Desecration of the Mall

By Albert Eisele
The Hill

An older colleague who wrote a daily column in the St. Paul Pioneer Press when I worked there many years ago once told me his best columns were those generated by a sense of outrage.

If so, this should be one of my best columns, as few things have offended me more than the disgraceful display of mindless patriotism, insatiable commercialism and sheer bad taste perpetrated last week by the National Football League with its $10 million rock concert extravaganza on the Mall.

I wasn’t there and didn’t watch it on ABC-TV — thank God — but one photograph in Friday’s Washington Post convinced me that aside from the Sept. 11 attack on the Pentagon and subsequent anthrax attacks, last fall’s sniper shootings or the 1981 assassination attempt on President Reagan, this was the worst thing that’s happened here during my nearly 40 years in the nation’s capital.

The spectacle of pop singer Britney Spears being stripped to her black bikini bottoms to just above pubic level by a pair of male dancers wearing Washington Redskins jerseys, with the Capitol shining in the background, was so jarring that it made me want to cringe.

Spears’s display of erotic gyrations and lip-synched lyrics may have a place in our appalling, vulgarized popular culture but definitely not in the middle of the nation’s most hallowed public space.

It was bad enough that this dreadful promotion designed to kick off the 2003 pro football season — and sell Pepsi Vanilla, AOL and Reeboks — took place just a week after the 40th anniversary of Martin Luther King’s immortal “I Have a Dream” speech on the steps of the Lincoln Memorial. Or that it took place just before the second anniversary of the awful day when Islamic terrorists crashed a jetliner into the Pentagon and were barely prevented from flying over the Mall to crash another into the White House or the Capitol.

But it was even worse that President Bush and Interior Secretary Gale Norton were persuaded to serve as cheerleaders for a so-called game that celebrates violence — as if we don’t have enough already — and that has owners who personify rapacious greed. This was nothing more than the desecration of a sacred space and an insult to the men and women of the U.S. military whom the event’s promoters professed to honor.

The president perhaps can be excused from accepting bad advice but not those who persuaded him to lend the dignity of his office to an event that left the rain-soaked Mall trampled and garbage-strewn, both physically and symbolically.

Somebody, ideally the congressmen whose committees oversee the Department of Interior and the National Park Service, should demand an explanation of who was responsible for allowing this travesty to happen.

If they don’t, what can we expect to see next? An ad for Viagra on the Washington Monument? A pitch for McDonald’s at the Lincoln Memorial or Toyota at the Jefferson Memorial? Or maybe even a banner on the Capitol Dome offering low-interest loans from Citibank to ease the federal deficit?

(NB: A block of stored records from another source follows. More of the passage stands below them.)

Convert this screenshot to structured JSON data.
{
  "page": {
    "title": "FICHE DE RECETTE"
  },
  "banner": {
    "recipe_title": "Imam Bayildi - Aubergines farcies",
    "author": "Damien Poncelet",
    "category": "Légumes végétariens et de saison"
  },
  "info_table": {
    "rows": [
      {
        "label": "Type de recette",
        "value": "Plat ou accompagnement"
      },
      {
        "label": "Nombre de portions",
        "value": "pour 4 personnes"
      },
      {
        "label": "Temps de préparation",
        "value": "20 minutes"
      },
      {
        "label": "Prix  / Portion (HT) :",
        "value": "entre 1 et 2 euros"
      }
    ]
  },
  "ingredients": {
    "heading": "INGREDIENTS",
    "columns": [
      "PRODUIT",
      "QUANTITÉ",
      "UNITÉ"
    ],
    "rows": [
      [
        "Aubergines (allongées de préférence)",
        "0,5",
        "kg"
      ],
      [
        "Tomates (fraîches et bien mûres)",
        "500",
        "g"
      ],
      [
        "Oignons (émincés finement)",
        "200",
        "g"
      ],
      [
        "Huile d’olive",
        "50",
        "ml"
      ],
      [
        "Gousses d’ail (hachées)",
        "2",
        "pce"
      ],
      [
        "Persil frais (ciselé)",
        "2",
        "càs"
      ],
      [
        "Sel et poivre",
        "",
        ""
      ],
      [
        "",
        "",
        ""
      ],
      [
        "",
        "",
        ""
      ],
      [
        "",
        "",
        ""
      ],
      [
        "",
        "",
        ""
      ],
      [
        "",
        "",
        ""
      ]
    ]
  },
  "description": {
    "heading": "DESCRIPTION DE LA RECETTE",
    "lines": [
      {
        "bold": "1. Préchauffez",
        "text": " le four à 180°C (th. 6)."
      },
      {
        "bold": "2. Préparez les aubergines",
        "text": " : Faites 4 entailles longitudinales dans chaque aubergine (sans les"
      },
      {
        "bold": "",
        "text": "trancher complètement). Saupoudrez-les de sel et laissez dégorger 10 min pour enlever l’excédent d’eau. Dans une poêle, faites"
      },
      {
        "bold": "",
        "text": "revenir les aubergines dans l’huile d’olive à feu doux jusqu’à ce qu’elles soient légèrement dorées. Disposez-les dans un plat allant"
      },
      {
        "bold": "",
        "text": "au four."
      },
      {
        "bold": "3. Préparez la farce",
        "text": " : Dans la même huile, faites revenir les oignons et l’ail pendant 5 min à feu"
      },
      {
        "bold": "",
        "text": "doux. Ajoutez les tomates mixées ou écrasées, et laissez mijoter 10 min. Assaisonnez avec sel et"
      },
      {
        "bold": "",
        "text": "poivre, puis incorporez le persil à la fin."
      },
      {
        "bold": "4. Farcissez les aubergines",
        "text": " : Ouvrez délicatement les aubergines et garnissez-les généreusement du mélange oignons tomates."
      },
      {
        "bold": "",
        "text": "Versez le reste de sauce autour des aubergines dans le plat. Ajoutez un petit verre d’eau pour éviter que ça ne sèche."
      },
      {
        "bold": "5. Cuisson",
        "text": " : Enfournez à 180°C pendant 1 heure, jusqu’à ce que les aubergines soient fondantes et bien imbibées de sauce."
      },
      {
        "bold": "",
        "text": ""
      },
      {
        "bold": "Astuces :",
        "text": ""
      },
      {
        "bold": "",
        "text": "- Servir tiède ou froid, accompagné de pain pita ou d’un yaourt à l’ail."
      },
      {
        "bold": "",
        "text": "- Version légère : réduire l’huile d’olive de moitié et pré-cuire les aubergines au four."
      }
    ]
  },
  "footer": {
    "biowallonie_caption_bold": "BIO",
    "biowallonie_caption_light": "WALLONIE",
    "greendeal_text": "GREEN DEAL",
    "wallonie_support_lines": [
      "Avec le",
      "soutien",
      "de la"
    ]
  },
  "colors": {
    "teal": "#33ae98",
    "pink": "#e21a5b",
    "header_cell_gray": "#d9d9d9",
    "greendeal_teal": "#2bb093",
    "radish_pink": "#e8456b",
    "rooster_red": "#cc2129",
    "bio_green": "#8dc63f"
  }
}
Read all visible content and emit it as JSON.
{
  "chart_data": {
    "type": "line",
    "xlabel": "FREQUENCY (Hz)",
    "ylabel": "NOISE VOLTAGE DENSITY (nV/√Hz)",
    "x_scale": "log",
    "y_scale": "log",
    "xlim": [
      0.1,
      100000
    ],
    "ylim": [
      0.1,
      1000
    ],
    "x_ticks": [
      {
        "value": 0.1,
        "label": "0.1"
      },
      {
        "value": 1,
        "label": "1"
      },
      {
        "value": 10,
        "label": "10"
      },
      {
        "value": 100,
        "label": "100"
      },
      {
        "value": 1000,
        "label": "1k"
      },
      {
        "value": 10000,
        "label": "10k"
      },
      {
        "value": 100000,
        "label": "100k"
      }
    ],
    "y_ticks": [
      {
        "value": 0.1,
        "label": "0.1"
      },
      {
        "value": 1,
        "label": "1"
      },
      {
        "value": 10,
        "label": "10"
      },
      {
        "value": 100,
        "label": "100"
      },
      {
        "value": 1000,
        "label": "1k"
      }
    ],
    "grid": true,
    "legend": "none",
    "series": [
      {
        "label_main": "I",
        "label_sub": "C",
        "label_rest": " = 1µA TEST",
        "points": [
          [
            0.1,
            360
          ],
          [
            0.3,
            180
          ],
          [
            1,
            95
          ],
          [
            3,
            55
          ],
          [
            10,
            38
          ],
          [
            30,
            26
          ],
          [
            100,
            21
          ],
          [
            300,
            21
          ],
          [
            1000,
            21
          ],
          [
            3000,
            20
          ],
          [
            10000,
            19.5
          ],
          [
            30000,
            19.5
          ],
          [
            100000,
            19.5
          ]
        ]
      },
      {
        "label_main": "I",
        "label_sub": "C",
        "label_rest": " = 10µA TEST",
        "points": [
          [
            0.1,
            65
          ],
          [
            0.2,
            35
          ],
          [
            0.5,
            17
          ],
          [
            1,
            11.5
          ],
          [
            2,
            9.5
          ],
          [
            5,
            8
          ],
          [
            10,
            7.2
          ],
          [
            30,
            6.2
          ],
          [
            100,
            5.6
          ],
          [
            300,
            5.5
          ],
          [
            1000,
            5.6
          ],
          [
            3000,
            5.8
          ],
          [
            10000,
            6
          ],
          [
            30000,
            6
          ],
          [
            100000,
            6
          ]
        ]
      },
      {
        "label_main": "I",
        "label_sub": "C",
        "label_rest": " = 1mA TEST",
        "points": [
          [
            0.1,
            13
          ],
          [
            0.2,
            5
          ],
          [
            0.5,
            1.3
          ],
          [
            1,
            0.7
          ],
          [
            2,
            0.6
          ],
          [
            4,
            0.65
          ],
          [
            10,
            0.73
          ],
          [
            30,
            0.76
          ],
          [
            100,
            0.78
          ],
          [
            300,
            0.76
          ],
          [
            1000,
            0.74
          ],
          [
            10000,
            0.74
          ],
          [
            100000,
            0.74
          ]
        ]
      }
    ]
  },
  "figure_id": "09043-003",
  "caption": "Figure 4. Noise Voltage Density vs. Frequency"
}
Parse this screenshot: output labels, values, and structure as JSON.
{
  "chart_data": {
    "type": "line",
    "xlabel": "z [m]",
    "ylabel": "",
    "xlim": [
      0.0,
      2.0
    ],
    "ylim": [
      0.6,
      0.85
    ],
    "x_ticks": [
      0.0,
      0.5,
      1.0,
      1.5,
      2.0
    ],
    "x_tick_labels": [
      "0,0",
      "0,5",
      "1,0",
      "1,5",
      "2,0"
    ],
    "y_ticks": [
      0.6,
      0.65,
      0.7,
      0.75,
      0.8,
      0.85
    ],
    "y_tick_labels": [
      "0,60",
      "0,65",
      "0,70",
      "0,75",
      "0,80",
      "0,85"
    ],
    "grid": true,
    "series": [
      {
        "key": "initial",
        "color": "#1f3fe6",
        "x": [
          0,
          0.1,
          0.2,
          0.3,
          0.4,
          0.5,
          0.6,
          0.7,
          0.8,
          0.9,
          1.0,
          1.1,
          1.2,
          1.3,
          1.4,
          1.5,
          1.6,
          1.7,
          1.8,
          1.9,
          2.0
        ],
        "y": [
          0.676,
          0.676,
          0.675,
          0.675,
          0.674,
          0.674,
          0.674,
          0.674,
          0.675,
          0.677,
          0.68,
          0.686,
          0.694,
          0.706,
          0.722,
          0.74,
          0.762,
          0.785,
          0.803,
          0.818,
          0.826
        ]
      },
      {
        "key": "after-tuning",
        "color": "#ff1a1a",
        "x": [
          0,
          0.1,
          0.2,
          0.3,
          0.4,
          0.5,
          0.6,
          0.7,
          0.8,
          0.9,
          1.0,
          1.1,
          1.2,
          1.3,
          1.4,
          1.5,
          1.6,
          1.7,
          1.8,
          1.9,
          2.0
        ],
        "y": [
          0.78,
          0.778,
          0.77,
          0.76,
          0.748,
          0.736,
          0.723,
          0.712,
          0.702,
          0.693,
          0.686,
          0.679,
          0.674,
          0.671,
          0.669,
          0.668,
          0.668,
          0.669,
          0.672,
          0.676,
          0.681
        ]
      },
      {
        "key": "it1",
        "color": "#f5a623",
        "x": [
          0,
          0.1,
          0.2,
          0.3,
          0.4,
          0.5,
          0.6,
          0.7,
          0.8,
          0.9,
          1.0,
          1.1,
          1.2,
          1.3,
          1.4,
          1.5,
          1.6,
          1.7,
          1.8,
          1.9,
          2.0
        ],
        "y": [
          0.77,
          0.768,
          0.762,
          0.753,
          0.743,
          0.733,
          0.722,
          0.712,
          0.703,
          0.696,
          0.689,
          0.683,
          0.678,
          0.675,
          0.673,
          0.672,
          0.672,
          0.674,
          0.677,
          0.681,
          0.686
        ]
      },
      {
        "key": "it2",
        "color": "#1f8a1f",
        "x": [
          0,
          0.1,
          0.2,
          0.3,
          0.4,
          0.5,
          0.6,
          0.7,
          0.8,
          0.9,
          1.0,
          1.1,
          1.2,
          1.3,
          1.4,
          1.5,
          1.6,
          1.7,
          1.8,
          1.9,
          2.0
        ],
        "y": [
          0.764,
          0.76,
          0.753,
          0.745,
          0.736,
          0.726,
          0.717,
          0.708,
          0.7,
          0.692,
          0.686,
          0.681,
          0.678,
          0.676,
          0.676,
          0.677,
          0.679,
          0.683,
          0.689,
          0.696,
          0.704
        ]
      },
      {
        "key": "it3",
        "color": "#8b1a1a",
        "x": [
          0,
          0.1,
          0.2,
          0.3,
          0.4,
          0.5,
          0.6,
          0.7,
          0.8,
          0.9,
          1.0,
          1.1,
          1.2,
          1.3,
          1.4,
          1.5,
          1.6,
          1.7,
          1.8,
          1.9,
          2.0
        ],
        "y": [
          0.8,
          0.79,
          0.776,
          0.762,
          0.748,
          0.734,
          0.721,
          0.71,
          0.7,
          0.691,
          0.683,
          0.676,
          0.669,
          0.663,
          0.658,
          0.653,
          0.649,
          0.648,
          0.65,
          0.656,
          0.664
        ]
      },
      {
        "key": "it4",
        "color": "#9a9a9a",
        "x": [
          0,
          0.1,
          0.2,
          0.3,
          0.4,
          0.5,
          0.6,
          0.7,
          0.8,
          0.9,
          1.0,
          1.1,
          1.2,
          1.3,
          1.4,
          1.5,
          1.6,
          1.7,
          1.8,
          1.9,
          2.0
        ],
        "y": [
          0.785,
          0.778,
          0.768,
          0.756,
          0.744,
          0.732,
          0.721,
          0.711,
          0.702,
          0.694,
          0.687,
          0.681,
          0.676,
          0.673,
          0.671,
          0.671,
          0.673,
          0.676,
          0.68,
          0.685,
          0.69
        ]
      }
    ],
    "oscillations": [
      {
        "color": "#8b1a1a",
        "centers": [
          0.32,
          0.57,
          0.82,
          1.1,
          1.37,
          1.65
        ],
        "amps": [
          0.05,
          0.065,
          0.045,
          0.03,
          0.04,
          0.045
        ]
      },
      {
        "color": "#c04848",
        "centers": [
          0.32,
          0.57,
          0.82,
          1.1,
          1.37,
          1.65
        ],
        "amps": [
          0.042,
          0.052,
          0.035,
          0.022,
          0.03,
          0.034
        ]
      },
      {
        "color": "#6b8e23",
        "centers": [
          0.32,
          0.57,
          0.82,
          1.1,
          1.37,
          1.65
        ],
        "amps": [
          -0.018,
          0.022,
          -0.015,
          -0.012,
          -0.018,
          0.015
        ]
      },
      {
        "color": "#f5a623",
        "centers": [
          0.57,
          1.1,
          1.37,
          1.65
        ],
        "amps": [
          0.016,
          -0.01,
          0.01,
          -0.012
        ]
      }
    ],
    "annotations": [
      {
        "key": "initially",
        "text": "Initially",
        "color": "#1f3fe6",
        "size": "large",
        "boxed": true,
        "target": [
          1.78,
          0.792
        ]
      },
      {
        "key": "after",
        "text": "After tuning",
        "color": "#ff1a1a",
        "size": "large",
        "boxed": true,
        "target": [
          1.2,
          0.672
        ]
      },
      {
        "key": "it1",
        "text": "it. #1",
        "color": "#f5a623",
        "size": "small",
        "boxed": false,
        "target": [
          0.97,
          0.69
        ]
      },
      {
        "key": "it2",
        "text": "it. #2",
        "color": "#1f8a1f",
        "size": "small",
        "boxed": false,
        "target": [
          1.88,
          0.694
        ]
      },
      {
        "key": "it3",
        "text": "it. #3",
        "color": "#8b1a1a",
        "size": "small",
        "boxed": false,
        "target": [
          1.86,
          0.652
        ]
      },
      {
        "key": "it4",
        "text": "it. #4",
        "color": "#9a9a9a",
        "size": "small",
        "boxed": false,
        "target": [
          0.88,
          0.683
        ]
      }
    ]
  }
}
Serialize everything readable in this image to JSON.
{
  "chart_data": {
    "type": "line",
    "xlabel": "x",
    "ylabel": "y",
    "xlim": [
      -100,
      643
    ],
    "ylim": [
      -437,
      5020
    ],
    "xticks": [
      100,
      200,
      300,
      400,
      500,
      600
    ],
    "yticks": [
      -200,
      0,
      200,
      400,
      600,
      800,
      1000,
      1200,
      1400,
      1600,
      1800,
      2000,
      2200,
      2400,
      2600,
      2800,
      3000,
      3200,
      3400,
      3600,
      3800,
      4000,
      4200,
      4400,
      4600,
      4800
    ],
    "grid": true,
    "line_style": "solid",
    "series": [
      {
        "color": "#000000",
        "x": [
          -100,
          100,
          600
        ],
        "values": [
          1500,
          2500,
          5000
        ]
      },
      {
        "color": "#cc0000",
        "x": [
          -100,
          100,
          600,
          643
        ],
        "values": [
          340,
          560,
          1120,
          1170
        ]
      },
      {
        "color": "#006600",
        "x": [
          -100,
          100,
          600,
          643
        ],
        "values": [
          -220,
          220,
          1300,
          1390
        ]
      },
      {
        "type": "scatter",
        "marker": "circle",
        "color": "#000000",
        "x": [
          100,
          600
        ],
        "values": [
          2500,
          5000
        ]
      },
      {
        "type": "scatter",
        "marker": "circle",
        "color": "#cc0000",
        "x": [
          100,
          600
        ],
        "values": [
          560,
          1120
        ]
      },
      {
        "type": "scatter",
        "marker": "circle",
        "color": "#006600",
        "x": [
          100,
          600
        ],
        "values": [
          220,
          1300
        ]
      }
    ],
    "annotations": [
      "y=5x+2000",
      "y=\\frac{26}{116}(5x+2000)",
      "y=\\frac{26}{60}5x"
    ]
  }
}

I have nothing against pro football, and I’m glad the Redskins won their opener, even as I despair of Major League Baseball ever returning to Washington. Nor do I disagree that many in the crowd that the NFL generously estimated at 125,000 thought it was wonderful that Britney and her fellow entertainers were invited to do their thing on the Mall.

Nevertheless, I’m outraged and saddened. This was a low point for a special space that stands for so much in America.